Being a werewolf in such a prejudiced environment marginalises Remus, as he's considered an outsider, unworthy of an education or the right to earn a decent living by the majority of the wizarding population. The common view is to see only the lycanthropy in Remus, rather than the humanity. Unfortunately, I feel that attempts to emphasise the physical problems inherent in lycanthropy do this as well. By concentrating on the physical problems associated with lycanthropy, frequently extropolating greater problems than the ones we see in canon, fans who are sympathetic to Remus actually run a risk of reducing him to little more than a victim of a terrible disease, albeit a brave and stoical one.
Take, for instance, the claims that Remus' friends were 'insensitive' to his condition, that they didn't really understand it. As I see it, this misses the point in a fairly spectacular fashion. No, the Marauders did not treat Remus with kid gloves, nor did they walk on eggshells in order to be super-sensitive to his suffering, they did something much, much better than that. They treated him like a normal person.

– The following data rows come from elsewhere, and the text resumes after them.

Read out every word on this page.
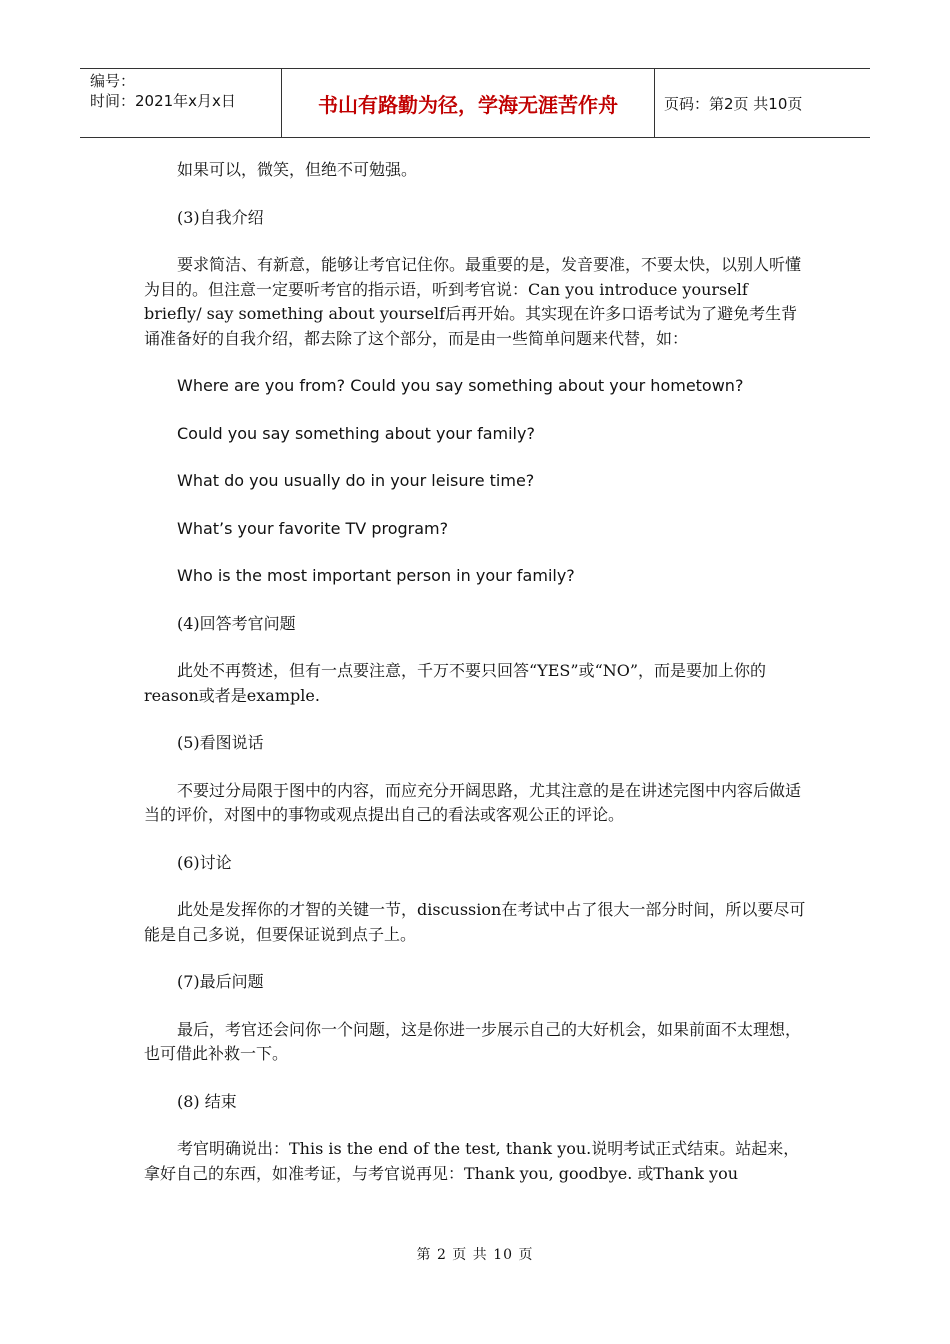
编号：
时间：2021年x月x日	书山有路勤为径，学海无涯苦作舟	页码：第2页 共10页

如果可以，微笑，但绝不可勉强。

(3)自我介绍

要求简洁、有新意，能够让考官记住你。最重要的是，发音要准，不要太快，以别人听懂为目的。但注意一定要听考官的指示语，听到考官说：Can you introduce yourself briefly/ say something about yourself后再开始。其实现在许多口语考试为了避免考生背诵准备好的自我介绍，都去除了这个部分，而是由一些简单问题来代替，如：

Where are you from? Could you say something about your hometown?

Could you say something about your family?

What do you usually do in your leisure time?

What’s your favorite TV program?

Who is the most important person in your family?

(4)回答考官问题

此处不再赘述，但有一点要注意，千万不要只回答“YES”或“NO”，而是要加上你的reason或者是example.

(5)看图说话

不要过分局限于图中的内容，而应充分开阔思路，尤其注意的是在讲述完图中内容后做适当的评价，对图中的事物或观点提出自己的看法或客观公正的评论。

(6)讨论

此处是发挥你的才智的关键一节，discussion在考试中占了很大一部分时间，所以要尽可能是自己多说，但要保证说到点子上。

(7)最后问题

最后，考官还会问你一个问题，这是你进一步展示自己的大好机会，如果前面不太理想，也可借此补救一下。

(8) 结束

考官明确说出：This is the end of the test, thank you.说明考试正式结束。站起来，拿好自己的东西，如准考证，与考官说再见：Thank you, goodbye. 或Thank you

第 2 页 共 10 页
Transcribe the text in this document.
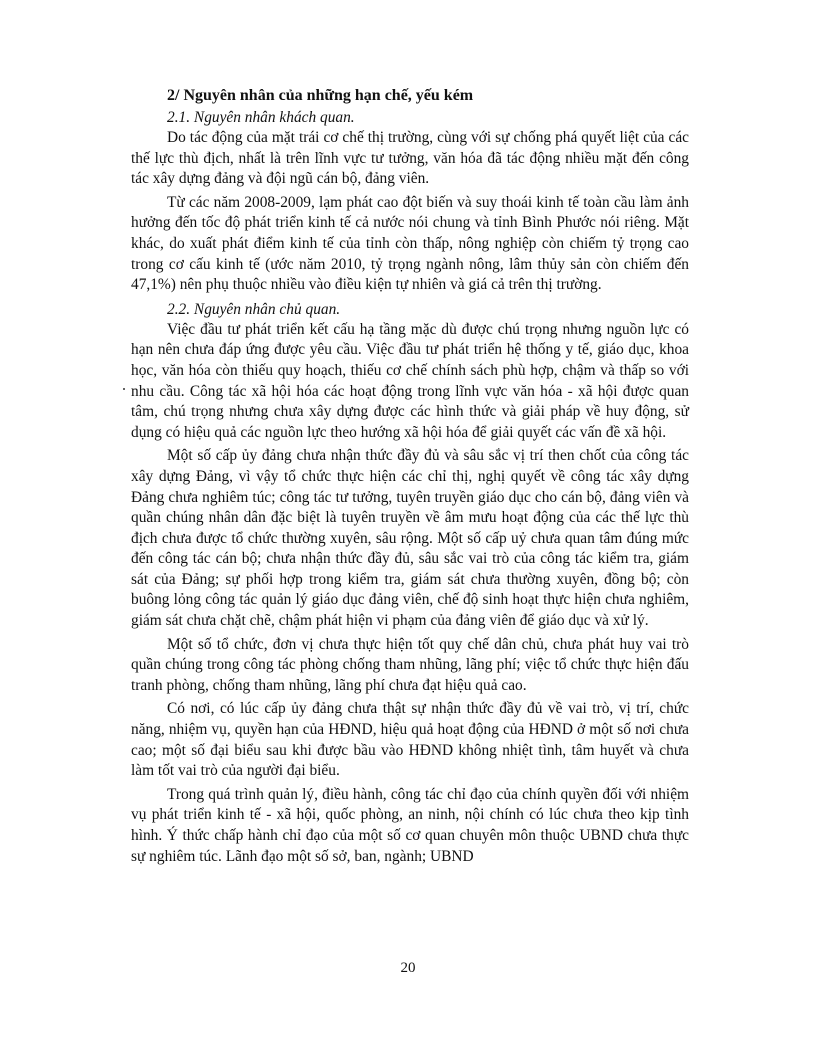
2/ Nguyên nhân của những hạn chế, yếu kém

2.1. Nguyên nhân khách quan.

Do tác động của mặt trái cơ chế thị trường, cùng với sự chống phá quyết liệt của các thế lực thù địch, nhất là trên lĩnh vực tư tưởng, văn hóa đã tác động nhiều mặt đến công tác xây dựng đảng và đội ngũ cán bộ, đảng viên.

Từ các năm 2008-2009, lạm phát cao đột biến và suy thoái kinh tế toàn cầu làm ảnh hưởng đến tốc độ phát triển kinh tế cả nước nói chung và tỉnh Bình Phước nói riêng. Mặt khác, do xuất phát điểm kinh tế của tỉnh còn thấp, nông nghiệp còn chiếm tỷ trọng cao trong cơ cấu kinh tế (ước năm 2010, tỷ trọng ngành nông, lâm thủy sản còn chiếm đến 47,1%) nên phụ thuộc nhiều vào điều kiện tự nhiên và giá cả trên thị trường.

2.2. Nguyên nhân chủ quan.

Việc đầu tư phát triển kết cấu hạ tầng mặc dù được chú trọng nhưng nguồn lực có hạn nên chưa đáp ứng được yêu cầu. Việc đầu tư phát triển hệ thống y tế, giáo dục, khoa học, văn hóa còn thiếu quy hoạch, thiếu cơ chế chính sách phù hợp, chậm và thấp so với nhu cầu. Công tác xã hội hóa các hoạt động trong lĩnh vực văn hóa - xã hội được quan tâm, chú trọng nhưng chưa xây dựng được các hình thức và giải pháp về huy động, sử dụng có hiệu quả các nguồn lực theo hướng xã hội hóa để giải quyết các vấn đề xã hội.

Một số cấp ủy đảng chưa nhận thức đầy đủ và sâu sắc vị trí then chốt của công tác xây dựng Đảng, vì vậy tổ chức thực hiện các chỉ thị, nghị quyết về công tác xây dựng Đảng chưa nghiêm túc; công tác tư tưởng, tuyên truyền giáo dục cho cán bộ, đảng viên và quần chúng nhân dân đặc biệt là tuyên truyền về âm mưu hoạt động của các thế lực thù địch chưa được tổ chức thường xuyên, sâu rộng. Một số cấp uỷ chưa quan tâm đúng mức đến công tác cán bộ; chưa nhận thức đầy đủ, sâu sắc vai trò của công tác kiểm tra, giám sát của Đảng; sự phối hợp trong kiểm tra, giám sát chưa thường xuyên, đồng bộ; còn buông lỏng công tác quản lý giáo dục đảng viên, chế độ sinh hoạt thực hiện chưa nghiêm, giám sát chưa chặt chẽ, chậm phát hiện vi phạm của đảng viên để giáo dục và xử lý.

Một số tổ chức, đơn vị chưa thực hiện tốt quy chế dân chủ, chưa phát huy vai trò quần chúng trong công tác phòng chống tham nhũng, lãng phí; việc tổ chức thực hiện đấu tranh phòng, chống tham nhũng, lãng phí chưa đạt hiệu quả cao.

Có nơi, có lúc cấp ủy đảng chưa thật sự nhận thức đầy đủ về vai trò, vị trí, chức năng, nhiệm vụ, quyền hạn của HĐND, hiệu quả hoạt động của HĐND ở một số nơi chưa cao; một số đại biểu sau khi được bầu vào HĐND không nhiệt tình, tâm huyết và chưa làm tốt vai trò của người đại biểu.

Trong quá trình quản lý, điều hành, công tác chỉ đạo của chính quyền đối với nhiệm vụ phát triển kinh tế - xã hội, quốc phòng, an ninh, nội chính có lúc chưa theo kịp tình hình. Ý thức chấp hành chỉ đạo của một số cơ quan chuyên môn thuộc UBND chưa thực sự nghiêm túc. Lãnh đạo một số sở, ban, ngành; UBND

20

"'But you are normal!' said Harry fiercely. 'You've just got a - a problem -'
Lupin burst out laughing.
'Sometimes you remind me a lot of James. He called it my "furry little problem" in company. Many people were under the impression that I owned a badly behaved rabbit.'" (HBP, A Very Frosty Christmas, p 314, UK hardback)
This, in it's own way, is just as fantastic as the fact that his friends became Animagi to help him through the full moons. Remus wasn't 'the werewolf' to his friends; he was neither monster nor victim. He was normal. In a world where his lycanthropy could have him shunned and hated by the majority of ordinary people, to meet friends who didn't think any the less of him for it, and certainly didn't think he was too feeble to withstand the normal joking and teasing that is the standard currency of friendship amongst teenage boys, must have been a wonderful thing. The sheer relief of being accepted as, and expected to act like, an ordinary boy would have been overwhelming. Just as they did in animal-form during his transformations, his friends helped Remus retain his humanity and sense of self by insisting that lycanthropy doesn't have to be a terrible and loathsome burden--with their help, not only can he deal with it, he manages to laugh at it himself. That is quite a victory.

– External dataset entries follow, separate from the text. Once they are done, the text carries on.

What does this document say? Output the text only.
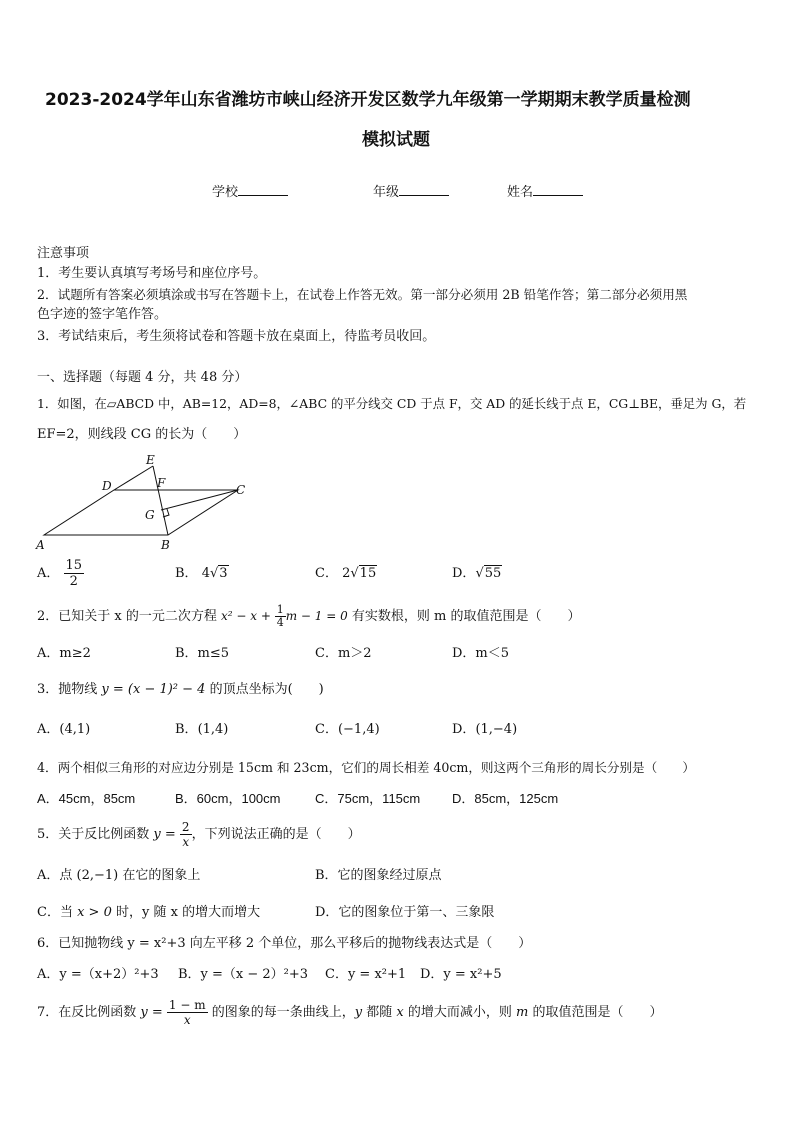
2023-2024学年山东省潍坊市峡山经济开发区数学九年级第一学期期末教学质量检测
模拟试题
学校	年级	姓名
注意事项
1．考生要认真填写考场号和座位序号。
2．试题所有答案必须填涂或书写在答题卡上，在试卷上作答无效。第一部分必须用 2B 铅笔作答；第二部分必须用黑
色字迹的签字笔作答。
3．考试结束后，考生须将试卷和答题卡放在桌面上，待监考员收回。
一、选择题（每题 4 分，共 48 分）
1．如图，在▱ABCD 中，AB=12，AD=8，∠ABC 的平分线交 CD 于点 F，交 AD 的延长线于点 E，CG⊥BE，垂足为 G，若
EF=2，则线段 CG 的长为（　　）
E
D	F	C
G
A	B
A． $\frac{15}{2}$	B． 4√3	C． 2√15	D．√55
2．已知关于 x 的一元二次方程 $x^2 - x + \frac{1}{4}$ m − 1 = 0 有实数根，则 m 的取值范围是（　　）
A．m≥2	B．m≤5	C．m＞2	D．m＜5
3．抛物线 y = (x − 1)² − 4 的顶点坐标为(　　)
A．(4,1)	B．(1,4)	C．(−1,4)	D．(1,−4)
4．两个相似三角形的对应边分别是 15cm 和 23cm，它们的周长相差 40cm，则这两个三角形的周长分别是（　　）
A．45cm，85cm	B．60cm，100cm	C．75cm，115cm D．85cm，125cm
5．关于反比例函数 $y = \frac{2}{x}$ ，下列说法正确的是（　　）
A．点 (2,−1) 在它的图象上	B．它的图象经过原点
C．当 x > 0 时，y 随 x 的增大而增大	D．它的图象位于第一、三象限
6．已知抛物线 y = x²+3 向左平移 2 个单位，那么平移后的抛物线表达式是（　　）
A．y =（x+2）²+3 B．y =（x − 2）²+3 C．y = x²+1 D．y = x²+5
7．在反比例函数 $y = \frac{1 - m}{x}$ 的图象的每一条曲线上，y 都随 x 的增大而减小，则 m 的取值范围是（　　）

What Remus' story tells us is not so much the perils of a terrible disease, but the awfulness of having it control your life; the suffering associated with prejudice and social isolation and the resulting material poverty. The cure for what ills him is not a medical solution, some panacea in a potion or spell, it is a social one. Friendship, company and simple acceptance coupled with enough defiance to laugh at, rather than be cowed by, lycanthropy are the best medicine.